Pendant longtemps elle ne fut pas réglementée, c'était une opération que les fabricants faisaient eux-mêmes. Vers 1700, l'épreuve des armes devient obligatoire. Les contrôleurs éprouveurs du Roi sont chargés d'éprouver toutes les armes.
L'épreuve fut supprimée pendant la Révolution, mais en l'an V, les armuriers eux-mêmes demandent et obtiennent son rétablissement.
L'obligation de l'épreuve fut supprimée à nouveau le 14 août 1855 où un vote donne « entière liberté à la fabrication et au commerce des armes non réglementaires ».
En 1884 et en 1889, elle fut réclamée à nouveau, mais sans succès par les fabricants d'armes stéphanois.
Dès 1910, une commission internationale, composée de représentants des gouvernements français, allemand, autrichien, belge et italien a tenu une première session à Bruxelles, afin de définir les caractéristiques des appareils de mesure des pressions des cartouches et d'unifier les pressions des épreuves dans les divers pays.

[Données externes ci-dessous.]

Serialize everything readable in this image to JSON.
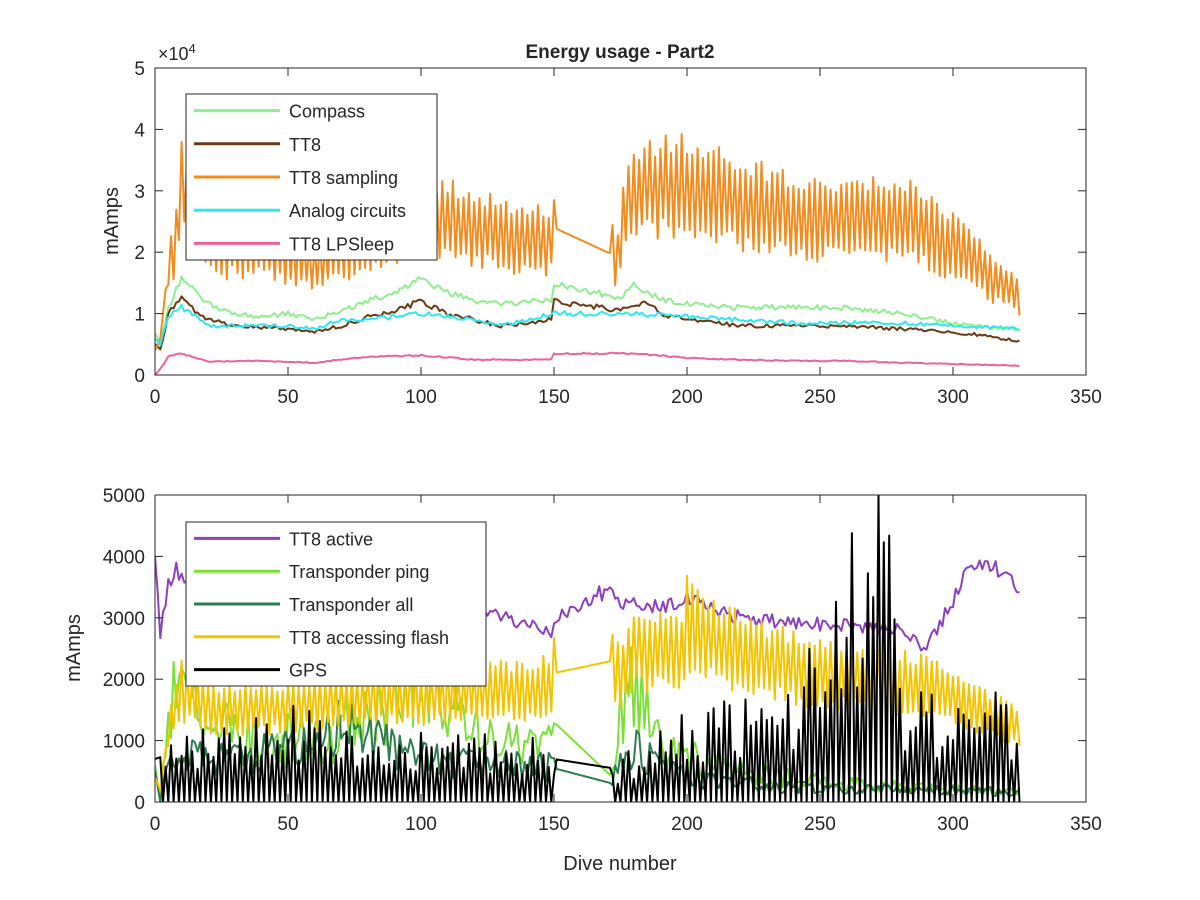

De ces travaux est issue la Convention Internationale Permanente du 15 juillet 1914, pour la reconnaissance réciproque des poinçons d'épreuve des armes à feu. Cette convention, ratifiée par la France le 14 mai 1926, dispense les armes revêtues de nos poinçons d'épreuve de subir, de nouveau des épreuves similaires dans les pays où elles sont exportées et adhérant à la CIP (Commission Internationale Permanente des armes à feu portatives).
Le caractère facultatif des épreuves, consécutif au vote de la Loi 1885, a été supprimé par un décret du 12 janvier 1960, soumettant à épreuve obligatoire, les armes à feu portatives. Toutes les armes lisses ou rayées doivent être éprouvées, ce qui permet un contrôle sur l'ensemble de la fabrication.